データエンジニアリング最新動向 2026年4月:dbt Core 1.11とApache Spark 4.1の注目アップデート
この記事はClaudeが自動収集・まとめた学習ログです。
概要
2026年初頭、データエンジニアリングのエコシステムで大きなアップデートが相次いだ。dbt Labs は dbt Core 1.11 の GA(一般提供開始)を発表し、UDFのネイティブ管理やYAML設定の品質向上機能を追加した。
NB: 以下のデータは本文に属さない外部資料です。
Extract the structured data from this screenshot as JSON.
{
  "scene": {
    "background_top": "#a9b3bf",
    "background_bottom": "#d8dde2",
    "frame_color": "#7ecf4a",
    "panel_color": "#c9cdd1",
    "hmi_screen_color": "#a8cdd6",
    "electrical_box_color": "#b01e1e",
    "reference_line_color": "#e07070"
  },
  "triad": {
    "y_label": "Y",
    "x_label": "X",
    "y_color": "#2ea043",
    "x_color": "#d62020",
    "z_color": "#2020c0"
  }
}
一方 Apache Spark は 4.1.x 系で「宣言的パイプライン(SDP)」と「リアルタイムストリーミングモード(RTM)」を正式リリースし、パイプライン構築のパラダイムを大きく変えつつある。
主要トピック
dbt Core 1.11 GA:UDFのファーストクラスサポート
dbt Labs の公式ブログによると、dbt Core 1.11 は GA となり、主要機能として ユーザー定義関数(UDF)の直接管理 が挙げられる。
- Python UDF・デフォルト引数・豊富な設定オプション をサポート
- dbt プロジェクト内で UDF を定義・登録でき、ウェアハウス全体で同じ変換ロジックを再利用可能
--defer --stateオプションと組み合わせることで、UDF を事前ビルドせずに依存モデルを実行できる Deferral の UDF 対応 も追加された
また、JSON スキーマ検証の警告がデフォルト有効化 された。YAML 設定の誤りや古い構成を開発の早い段階で検出できるようになった。
dbt Core 1.10:YAML アンカーと Fusion エンジンとの整合性
1.11 に先行した 1.10 では以下が導入されている:
- トップレベルの
anchors:キーによる 再利用可能な設定ブロック のサポート - プロパティ YAML ファイルに未知のトップレベルキーが含まれる場合の警告
- dbt と dbt Core のハイブリッド環境でのクロスプロジェクト参照の可視化
dbt Fusion エンジン:Apache Spark 3.0 の beta サポート
dbt プラットフォームのリリースノートによると、Fusion エンジン CLI が Apache Spark 3.0 のサポートを beta 提供 開始した。Fusion はより高速なコンパイル・実行を実現するエンジンであり、Spark ユーザーへの展開が進んでいる。
Apache Spark 4.1:宣言的パイプライン(SDP)の正式リリース
Apache Spark 4.1.1 は 2026年1月9日にリリースされた。目玉機能は Spark Declarative Pipelines(SDP) だ。
SDP はバッチ・ストリーミング両対応の宣言的フレームワークで、以下を Spark が自動管理する:
- 実行グラフの構築
- 依存関係の順序解決
- 並列実行・チェックポイント・リトライ
対応するデータソースには Amazon S3・Azure ADLS Gen2・GCS などのクラウドストレージ、および Apache Kafka・Amazon Kinesis・Google Pub/Sub・Azure EventHub などのメッセージバスが含まれる。
Spark 4.1:Structured Streaming リアルタイムモード(RTM)
Spark 4.1 では Structured Streaming Real-Time Mode(RTM) が初の正式リリースとなった。
- ステートレスなタスクではレイテンシが シングルデジット(1桁)ミリ秒 まで低下
- Spark SQL エンジン上で動作し、連続処理をインクリメンタルかつ継続的に実行
その他の Spark 4.1 新機能
- Arrow ネイティブの UDF / UDTF デコレータ:Pandas 変換オーバーヘッドなしに PyArrow で効率的に実行
- SQL Scripting GA:デフォルト有効化
- VARIANT 型 GA:shredding(セミ構造化データの高速読み取り)に対応
- 再帰 CTE サポート および新しい近似データスケッチ関数
Spark 4.0.2 と 4.2.0 プレビュー
- Spark 4.0.2 は 2026年2月5日にリリース(バグ修正・安定化)
- Spark 4.2.0-preview1 は 2026年1月11日に公開。コミュニティによる広範なテストが進行中(API・機能ともに安定版ではない)
まとめ
dbt Core 1.11 は UDF を dbt プロジェクトのファーストクラス市民として組み込み、YAML 品質チェックの標準化によりチーム開発の信頼性を高めた。Apache Spark 4.1 は SDP と RTM という2つの大きな機能で、パイプラインのコード量削減とリアルタイム処理のレイテンシ改善を同時に実現している。dbt の Fusion エンジンが Spark をサポートし始めたことで、両エコシステムの統合がさらに進む可能性がある。